Todos conhecem aquele desenho animado que fez bastante sucesso no Brasil nos 80 e 90: a Caverna do Dragão. Eric, Diana, Sheila, Bobby, Hank e Presto, personagens principais do enredo, além do Mestre dos Magos e do Vingador, povoaram o imaginário de crianças, jovens e adolescentes ao longo de quase vinte anos enquanto a série foi transmitida em nosso pais.

A história se inicia num parque tipicamente AMERICANO que leva o nome da série, de onde são levados, NUMA MONTANHA RUSSA, para um mundo caótico e desorganizado, PERMEADO DE MAGIA, reinos, demônios, espíritos e guerreiros. E um ponto central: a ausência de deuses contrastando com uma miríade de superstições e crenças. Parece contraditório, mas não é. Superstições e crenças não significam, NECESSARIAMENTE, fé em deuses(ou Deus). Sem entrar no aspecto estritamente político, que é bem claro na abertura da série e no primeiro episódio, já que o desenho foi produzido em plena GUERRA FRIA, a referência à Rússia e à bipolaridade geopolítica da época dão um sinal da riqueza multifatorial abordada pelos criadores do desenho. Religião, política, sociologia, antropologia. Aqui tratarei, se bem que superficialmente, de outro detalhe: O sentido da história e a ausência de Deus.

O mundo para o qual os personagens são atraídos ENQUANTO ESTÃO NUMA MONTANHA RUSSA é comumente chamado de "REINO" ou "GRANDE REINO" em quase todos os episódios. Na verdade, não se trata de um REINO, mas de um PLANETA OU MUNDO, onde há vários reinos, vilas e povoados que parecem não ter nenhuma conexão entre si, seja geográfica, política, ideológica ou cultural. Porém, há algo que os une: o mal. Ou a personificação dele: o personagem vingador, que um dia foi bom. O GRANDE REINO é um travessia pelo mundo antigo e medieval, sem compromisso com a linearidade e a coerência que se esperaria de uma narrativa tão ousada. O que vemos são personagens medievais embutidos em cenários do mundo antigo. Ou personagens do imaginário antigo vivendo no mundo medieval. É uma típica representação do caos, uma desorganização que de, certa forma, representa o mundo dos sonhos, onde tudo é possível, um espaço onde todos se misturam sem nenhum propósito coerente, ao menos a princípio. É o universo infantil em sua forma mais pura. Bem, e daí?
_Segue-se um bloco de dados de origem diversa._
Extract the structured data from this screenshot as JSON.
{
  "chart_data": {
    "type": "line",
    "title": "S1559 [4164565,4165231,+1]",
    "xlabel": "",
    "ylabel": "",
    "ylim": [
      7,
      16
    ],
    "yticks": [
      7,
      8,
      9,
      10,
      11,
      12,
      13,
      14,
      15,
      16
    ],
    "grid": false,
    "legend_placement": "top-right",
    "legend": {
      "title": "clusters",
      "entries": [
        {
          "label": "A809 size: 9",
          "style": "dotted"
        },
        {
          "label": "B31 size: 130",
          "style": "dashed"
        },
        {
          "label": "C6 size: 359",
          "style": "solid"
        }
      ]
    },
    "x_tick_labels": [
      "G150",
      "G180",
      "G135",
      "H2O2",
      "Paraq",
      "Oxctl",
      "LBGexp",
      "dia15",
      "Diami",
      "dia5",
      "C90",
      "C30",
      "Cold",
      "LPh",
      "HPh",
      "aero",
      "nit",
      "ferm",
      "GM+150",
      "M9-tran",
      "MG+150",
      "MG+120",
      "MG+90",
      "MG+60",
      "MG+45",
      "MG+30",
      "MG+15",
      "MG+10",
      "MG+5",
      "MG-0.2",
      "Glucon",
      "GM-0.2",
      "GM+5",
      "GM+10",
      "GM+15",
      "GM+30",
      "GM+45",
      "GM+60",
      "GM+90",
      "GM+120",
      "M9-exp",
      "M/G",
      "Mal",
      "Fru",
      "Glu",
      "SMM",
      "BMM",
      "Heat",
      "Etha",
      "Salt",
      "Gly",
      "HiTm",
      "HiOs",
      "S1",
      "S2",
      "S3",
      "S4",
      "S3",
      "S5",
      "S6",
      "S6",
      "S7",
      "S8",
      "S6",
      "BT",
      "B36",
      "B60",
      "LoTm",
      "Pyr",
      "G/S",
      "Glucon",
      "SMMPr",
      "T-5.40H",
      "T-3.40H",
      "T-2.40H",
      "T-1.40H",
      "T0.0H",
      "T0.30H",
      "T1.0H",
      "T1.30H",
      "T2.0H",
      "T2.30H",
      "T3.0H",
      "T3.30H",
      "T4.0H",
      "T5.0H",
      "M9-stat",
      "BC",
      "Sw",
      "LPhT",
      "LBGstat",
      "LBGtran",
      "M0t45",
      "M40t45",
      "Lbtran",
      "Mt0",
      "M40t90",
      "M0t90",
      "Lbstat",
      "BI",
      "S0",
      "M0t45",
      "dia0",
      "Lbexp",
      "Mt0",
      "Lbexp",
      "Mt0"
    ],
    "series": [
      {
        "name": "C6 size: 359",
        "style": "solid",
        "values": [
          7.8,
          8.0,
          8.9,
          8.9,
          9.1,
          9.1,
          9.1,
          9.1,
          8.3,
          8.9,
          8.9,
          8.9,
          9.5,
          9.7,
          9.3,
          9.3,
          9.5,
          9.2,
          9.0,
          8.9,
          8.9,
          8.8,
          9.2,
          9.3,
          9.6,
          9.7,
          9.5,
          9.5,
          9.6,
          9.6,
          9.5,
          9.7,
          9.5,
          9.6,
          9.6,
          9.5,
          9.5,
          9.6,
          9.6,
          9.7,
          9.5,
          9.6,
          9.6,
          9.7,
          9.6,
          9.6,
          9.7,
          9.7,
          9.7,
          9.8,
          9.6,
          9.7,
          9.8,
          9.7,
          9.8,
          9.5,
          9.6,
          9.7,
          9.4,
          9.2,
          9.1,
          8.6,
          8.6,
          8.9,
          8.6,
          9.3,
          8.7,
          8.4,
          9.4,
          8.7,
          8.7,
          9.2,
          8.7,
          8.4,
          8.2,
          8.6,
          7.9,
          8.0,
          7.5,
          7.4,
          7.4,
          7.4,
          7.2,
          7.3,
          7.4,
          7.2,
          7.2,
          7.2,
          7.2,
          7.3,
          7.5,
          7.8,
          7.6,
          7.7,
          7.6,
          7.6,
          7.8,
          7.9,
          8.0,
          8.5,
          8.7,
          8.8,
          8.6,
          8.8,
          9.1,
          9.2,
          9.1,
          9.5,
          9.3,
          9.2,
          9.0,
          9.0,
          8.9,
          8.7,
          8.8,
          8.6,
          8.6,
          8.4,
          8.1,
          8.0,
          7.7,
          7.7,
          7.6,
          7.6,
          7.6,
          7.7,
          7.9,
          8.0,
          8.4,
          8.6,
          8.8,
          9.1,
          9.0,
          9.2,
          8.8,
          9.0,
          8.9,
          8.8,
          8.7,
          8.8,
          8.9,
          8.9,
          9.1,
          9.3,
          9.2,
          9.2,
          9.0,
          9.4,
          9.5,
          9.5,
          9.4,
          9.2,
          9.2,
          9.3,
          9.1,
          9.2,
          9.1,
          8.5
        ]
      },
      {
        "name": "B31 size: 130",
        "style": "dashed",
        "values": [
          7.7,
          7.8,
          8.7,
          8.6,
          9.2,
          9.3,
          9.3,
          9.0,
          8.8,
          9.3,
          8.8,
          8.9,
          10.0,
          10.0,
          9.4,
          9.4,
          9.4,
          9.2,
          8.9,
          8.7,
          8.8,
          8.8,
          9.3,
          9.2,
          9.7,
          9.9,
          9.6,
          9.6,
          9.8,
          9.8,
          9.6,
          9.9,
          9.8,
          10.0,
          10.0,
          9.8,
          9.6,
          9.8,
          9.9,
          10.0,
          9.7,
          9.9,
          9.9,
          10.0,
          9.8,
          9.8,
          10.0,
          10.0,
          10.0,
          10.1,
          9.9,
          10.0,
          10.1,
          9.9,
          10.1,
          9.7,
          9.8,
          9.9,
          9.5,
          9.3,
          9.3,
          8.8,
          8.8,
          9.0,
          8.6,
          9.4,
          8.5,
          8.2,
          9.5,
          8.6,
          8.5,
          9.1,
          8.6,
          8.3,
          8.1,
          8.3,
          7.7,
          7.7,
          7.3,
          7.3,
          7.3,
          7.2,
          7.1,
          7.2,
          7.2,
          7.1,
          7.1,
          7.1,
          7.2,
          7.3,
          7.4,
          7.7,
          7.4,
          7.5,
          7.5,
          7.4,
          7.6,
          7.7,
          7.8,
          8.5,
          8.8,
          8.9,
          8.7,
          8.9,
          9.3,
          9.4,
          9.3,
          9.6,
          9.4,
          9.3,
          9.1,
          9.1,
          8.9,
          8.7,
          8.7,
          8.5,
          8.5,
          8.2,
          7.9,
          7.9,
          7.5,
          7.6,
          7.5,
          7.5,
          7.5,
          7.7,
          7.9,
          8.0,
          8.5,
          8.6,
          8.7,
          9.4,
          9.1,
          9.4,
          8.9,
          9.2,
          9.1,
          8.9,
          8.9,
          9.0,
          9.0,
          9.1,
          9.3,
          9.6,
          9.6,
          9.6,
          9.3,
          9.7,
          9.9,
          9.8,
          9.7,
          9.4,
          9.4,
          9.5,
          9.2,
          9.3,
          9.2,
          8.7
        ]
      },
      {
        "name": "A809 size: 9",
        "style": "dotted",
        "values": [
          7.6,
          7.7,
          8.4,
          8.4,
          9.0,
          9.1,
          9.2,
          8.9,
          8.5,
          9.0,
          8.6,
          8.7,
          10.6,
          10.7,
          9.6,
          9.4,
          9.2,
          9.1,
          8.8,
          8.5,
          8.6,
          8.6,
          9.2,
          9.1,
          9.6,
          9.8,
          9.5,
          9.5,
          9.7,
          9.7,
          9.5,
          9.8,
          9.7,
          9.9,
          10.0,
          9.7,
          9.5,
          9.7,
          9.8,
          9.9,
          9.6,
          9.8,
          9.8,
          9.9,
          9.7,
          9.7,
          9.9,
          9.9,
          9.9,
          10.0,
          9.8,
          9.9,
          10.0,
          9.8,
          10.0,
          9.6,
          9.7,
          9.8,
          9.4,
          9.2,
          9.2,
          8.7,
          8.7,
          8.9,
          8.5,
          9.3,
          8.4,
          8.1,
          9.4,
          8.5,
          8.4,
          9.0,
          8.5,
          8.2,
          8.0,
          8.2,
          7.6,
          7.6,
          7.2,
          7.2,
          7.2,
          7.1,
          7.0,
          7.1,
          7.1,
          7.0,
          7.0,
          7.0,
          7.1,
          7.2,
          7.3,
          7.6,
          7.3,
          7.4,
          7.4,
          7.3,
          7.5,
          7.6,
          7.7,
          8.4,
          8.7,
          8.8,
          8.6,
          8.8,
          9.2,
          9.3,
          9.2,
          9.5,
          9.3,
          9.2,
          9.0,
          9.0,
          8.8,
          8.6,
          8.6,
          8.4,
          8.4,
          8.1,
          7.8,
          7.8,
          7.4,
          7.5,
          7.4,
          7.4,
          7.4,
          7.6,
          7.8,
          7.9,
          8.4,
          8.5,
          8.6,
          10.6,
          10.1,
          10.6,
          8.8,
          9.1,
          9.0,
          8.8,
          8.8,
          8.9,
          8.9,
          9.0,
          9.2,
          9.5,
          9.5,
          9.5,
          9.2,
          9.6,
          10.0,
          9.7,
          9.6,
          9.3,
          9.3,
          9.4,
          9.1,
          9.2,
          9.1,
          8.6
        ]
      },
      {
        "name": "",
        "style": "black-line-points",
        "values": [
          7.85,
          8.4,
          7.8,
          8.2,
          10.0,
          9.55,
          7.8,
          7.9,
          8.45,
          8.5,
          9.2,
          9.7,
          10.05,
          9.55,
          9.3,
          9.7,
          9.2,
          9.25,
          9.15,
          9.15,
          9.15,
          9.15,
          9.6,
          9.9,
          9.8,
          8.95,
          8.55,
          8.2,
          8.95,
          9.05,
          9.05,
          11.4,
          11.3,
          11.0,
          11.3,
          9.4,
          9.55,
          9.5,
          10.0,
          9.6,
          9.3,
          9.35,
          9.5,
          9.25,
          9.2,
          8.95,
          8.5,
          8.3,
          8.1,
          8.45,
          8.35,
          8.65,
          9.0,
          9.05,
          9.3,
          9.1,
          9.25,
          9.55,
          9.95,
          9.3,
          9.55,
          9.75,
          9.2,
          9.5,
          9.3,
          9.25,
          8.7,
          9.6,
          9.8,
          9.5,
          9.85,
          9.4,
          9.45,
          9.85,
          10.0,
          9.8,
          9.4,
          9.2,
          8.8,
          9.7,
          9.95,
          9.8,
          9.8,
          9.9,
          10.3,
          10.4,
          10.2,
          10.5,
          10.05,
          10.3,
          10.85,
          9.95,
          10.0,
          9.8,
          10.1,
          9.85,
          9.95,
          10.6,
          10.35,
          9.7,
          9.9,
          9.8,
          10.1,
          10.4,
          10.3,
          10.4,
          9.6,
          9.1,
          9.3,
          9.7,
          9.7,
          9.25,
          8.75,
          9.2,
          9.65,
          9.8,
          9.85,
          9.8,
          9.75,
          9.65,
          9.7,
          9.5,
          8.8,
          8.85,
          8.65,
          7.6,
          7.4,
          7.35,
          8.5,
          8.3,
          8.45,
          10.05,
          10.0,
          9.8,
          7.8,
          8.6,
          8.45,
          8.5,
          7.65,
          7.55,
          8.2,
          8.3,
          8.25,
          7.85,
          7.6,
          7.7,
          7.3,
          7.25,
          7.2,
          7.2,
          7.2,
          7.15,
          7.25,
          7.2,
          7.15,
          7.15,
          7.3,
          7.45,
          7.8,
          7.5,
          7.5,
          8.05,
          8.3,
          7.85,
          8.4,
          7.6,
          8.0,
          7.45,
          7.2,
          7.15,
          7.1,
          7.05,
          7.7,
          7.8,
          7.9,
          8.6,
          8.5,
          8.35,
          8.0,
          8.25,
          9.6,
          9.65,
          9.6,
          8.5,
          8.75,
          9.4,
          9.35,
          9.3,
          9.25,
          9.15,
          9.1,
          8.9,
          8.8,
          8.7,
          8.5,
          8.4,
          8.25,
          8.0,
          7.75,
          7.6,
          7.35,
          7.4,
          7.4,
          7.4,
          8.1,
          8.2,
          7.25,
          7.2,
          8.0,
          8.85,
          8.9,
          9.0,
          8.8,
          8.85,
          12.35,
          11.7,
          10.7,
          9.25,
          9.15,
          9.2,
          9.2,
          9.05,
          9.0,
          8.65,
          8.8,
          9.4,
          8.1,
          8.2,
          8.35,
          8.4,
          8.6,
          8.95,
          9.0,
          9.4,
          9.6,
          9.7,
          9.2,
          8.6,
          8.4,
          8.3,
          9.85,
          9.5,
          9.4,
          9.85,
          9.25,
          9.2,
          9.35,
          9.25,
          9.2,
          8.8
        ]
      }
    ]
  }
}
É curioso que neste universo infanto-juvenil, permeado de monstros, espíritos e magia, não haja menção, a mínima sequer, para deuses ou para DEUS. Há apenas a personificação do mal. Mas ela é passageira, contingente, transitória. Não é um princípio. O mundo e as pessoas, no fundo, são boas, até aquelas que estão no lado oposto: o mal. Interessante que uma representação histórica, ainda que caótica e sem a obrigação de ser pontualmente fiel aos fatos, ignore por completo as crenças religiosas dos povos que descreve, exceto quando se trata das superstições mais rasteiras que eles tinham.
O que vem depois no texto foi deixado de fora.